HD Image Segmentation
Github Code Repository link
Preprint
Deep Learning models for semantic segmentation are trained on low-resolution images and hence fail to segment high-resolution images. Training deep learning models on high-resolution images, however, is problematic due to hardware limitations and the scarcity of high-resolution datasets. A common workaround is to downsample the HD image, pass it through a model and upsample the segmentation results back to the original dimensions using nearest neighbour upsampling. However, this method provides poor results because downsampling the image, causes object boundary details to be lost. We find that while upscaling the segmentation estimates from low-resolution to high-resolution, the majority of incorrect estimates occur near the object boundaries.
In order to obtain accurate image segmentation on high-resolution images, we first pass the downsampled image through a deep learning image segmentation model (such as deeplabV3+ or PSPNet). We then upsample the output segmentation back to the original size. Then, we refine the segmentation around the boundary regions.
This is achieved by using the random walker algorithm. We use the upsampled binary segmentation image to create object and background seeds for the algorithm. To generate the seeds, we perform morphological thinning on the foreground and the background with an appropriate structuring element and take their union to generate the seed image.
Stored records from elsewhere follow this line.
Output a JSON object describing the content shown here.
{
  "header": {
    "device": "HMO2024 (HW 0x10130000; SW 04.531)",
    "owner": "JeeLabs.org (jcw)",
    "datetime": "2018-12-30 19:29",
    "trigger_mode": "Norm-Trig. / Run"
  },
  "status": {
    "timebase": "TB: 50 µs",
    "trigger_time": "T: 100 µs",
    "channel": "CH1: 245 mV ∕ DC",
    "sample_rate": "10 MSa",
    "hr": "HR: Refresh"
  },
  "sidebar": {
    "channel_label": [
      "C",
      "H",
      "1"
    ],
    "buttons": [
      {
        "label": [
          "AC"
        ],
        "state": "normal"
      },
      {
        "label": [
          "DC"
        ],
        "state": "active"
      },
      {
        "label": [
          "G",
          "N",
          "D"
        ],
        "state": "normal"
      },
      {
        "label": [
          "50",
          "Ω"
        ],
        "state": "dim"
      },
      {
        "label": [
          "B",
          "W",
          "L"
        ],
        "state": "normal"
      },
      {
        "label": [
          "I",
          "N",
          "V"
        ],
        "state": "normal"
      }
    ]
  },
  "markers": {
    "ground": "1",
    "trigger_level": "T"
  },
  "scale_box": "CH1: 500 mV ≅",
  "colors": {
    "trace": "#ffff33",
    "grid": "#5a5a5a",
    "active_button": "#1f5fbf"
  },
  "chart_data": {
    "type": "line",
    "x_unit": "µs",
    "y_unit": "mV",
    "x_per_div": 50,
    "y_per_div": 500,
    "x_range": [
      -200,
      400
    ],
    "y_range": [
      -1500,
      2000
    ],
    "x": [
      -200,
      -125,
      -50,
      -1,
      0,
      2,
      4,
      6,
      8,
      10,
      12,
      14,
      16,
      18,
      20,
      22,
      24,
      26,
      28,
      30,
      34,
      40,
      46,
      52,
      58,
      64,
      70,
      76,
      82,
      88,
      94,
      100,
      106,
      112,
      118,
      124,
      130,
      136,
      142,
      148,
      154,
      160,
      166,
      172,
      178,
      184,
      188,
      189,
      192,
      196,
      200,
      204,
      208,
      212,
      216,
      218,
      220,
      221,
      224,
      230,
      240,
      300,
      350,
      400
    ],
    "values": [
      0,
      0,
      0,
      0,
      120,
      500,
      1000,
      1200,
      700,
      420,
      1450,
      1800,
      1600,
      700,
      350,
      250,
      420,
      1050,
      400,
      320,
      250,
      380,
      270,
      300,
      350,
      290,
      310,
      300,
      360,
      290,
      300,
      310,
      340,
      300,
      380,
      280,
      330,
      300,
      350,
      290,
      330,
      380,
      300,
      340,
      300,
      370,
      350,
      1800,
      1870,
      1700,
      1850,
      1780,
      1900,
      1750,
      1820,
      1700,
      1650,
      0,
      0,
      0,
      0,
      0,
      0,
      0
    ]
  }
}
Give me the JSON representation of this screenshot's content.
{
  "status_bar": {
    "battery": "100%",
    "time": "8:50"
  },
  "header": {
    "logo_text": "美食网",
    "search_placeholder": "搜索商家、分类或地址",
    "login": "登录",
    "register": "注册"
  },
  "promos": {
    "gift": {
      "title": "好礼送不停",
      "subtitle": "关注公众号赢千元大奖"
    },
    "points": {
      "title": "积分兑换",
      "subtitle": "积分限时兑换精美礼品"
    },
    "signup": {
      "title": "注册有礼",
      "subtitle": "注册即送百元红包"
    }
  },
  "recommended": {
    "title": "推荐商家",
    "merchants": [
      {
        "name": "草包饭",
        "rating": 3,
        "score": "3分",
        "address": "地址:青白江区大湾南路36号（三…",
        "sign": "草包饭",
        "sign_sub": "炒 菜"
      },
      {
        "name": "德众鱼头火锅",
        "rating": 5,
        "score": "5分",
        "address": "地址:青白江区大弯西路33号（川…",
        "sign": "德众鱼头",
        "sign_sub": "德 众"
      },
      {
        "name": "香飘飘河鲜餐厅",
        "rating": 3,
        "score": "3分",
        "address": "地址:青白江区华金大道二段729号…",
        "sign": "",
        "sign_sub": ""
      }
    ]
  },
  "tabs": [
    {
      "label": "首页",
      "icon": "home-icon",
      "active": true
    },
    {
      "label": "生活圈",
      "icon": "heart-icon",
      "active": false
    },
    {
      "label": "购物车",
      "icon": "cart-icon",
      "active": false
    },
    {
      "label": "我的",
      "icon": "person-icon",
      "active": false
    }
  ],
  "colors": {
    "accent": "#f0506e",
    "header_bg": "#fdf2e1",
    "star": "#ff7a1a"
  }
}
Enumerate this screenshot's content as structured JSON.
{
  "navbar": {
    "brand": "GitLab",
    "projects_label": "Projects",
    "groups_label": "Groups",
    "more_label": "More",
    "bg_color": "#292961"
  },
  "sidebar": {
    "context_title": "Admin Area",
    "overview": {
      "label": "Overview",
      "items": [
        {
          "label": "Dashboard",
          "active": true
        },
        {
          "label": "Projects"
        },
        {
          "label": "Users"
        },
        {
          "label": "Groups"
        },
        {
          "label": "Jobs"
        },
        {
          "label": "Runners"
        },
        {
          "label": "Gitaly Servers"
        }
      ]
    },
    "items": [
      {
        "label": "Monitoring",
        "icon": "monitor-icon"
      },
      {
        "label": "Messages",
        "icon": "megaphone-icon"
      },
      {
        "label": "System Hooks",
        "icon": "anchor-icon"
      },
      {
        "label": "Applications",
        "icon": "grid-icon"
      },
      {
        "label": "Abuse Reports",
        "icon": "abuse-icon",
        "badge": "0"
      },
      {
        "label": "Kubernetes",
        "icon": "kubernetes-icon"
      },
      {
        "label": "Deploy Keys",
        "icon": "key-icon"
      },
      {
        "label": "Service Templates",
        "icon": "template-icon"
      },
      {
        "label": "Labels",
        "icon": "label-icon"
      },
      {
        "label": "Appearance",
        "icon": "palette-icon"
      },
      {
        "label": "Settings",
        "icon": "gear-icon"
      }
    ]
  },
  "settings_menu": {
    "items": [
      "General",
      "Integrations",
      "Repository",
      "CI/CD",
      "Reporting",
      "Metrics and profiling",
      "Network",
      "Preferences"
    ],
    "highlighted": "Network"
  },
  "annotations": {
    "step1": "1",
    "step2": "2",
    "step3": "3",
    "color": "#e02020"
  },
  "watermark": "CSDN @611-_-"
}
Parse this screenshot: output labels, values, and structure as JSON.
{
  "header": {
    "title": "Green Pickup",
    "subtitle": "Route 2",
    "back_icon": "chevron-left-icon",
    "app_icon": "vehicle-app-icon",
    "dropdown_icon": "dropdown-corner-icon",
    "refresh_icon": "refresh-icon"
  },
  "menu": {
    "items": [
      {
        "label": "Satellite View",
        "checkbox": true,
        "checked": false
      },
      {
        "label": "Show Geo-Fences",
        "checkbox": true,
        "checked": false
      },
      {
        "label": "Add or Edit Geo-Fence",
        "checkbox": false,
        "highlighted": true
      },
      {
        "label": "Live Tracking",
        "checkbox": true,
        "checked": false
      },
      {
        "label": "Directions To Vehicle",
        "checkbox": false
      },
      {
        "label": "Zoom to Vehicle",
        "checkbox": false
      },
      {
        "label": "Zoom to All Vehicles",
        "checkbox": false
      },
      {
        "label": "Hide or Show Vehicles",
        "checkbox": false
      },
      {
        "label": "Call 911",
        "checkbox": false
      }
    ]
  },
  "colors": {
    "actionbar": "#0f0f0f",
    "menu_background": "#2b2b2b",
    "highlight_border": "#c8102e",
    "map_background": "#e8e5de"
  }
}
In other words, If set $F$ is the foreground and set $G$ is the background of the upsampled binary image and $B$ is the set of eight directional 9x9 structuring elements, then $foreground \; seeds = (F \otimes { B })$ is performed for some $n$ number of passes and $background \; seeds = (G \otimes { B })$ is also performed for some $n$ number of passes. The non-seed pixels (that the random walker algorithm will classify as belonging either to the foreground or background) are the pixels that were removed through thinning, i.e $nonseed \; pixels = 255-(foreground \; seeds \; \cup \; background \; seeds)$.
An example of this is shown below. Figure 1 shows an HD image that we want to perform image segmentation on. Figure 2 shows the upsampled output after passing the downsampled image through a deep learning model. Figure 3 shows the background and foreground seeds obtained after thinning.
Figure 1.
Figure 2.
Figure 3.
The gray regions in figure 3 represent the seed pixels for the background, while the white pixels represent the seed pixels for the object/foreground. The black pixels represent non-seed pixels which will be classified as either background or foreground pixels through the random walker algorithm.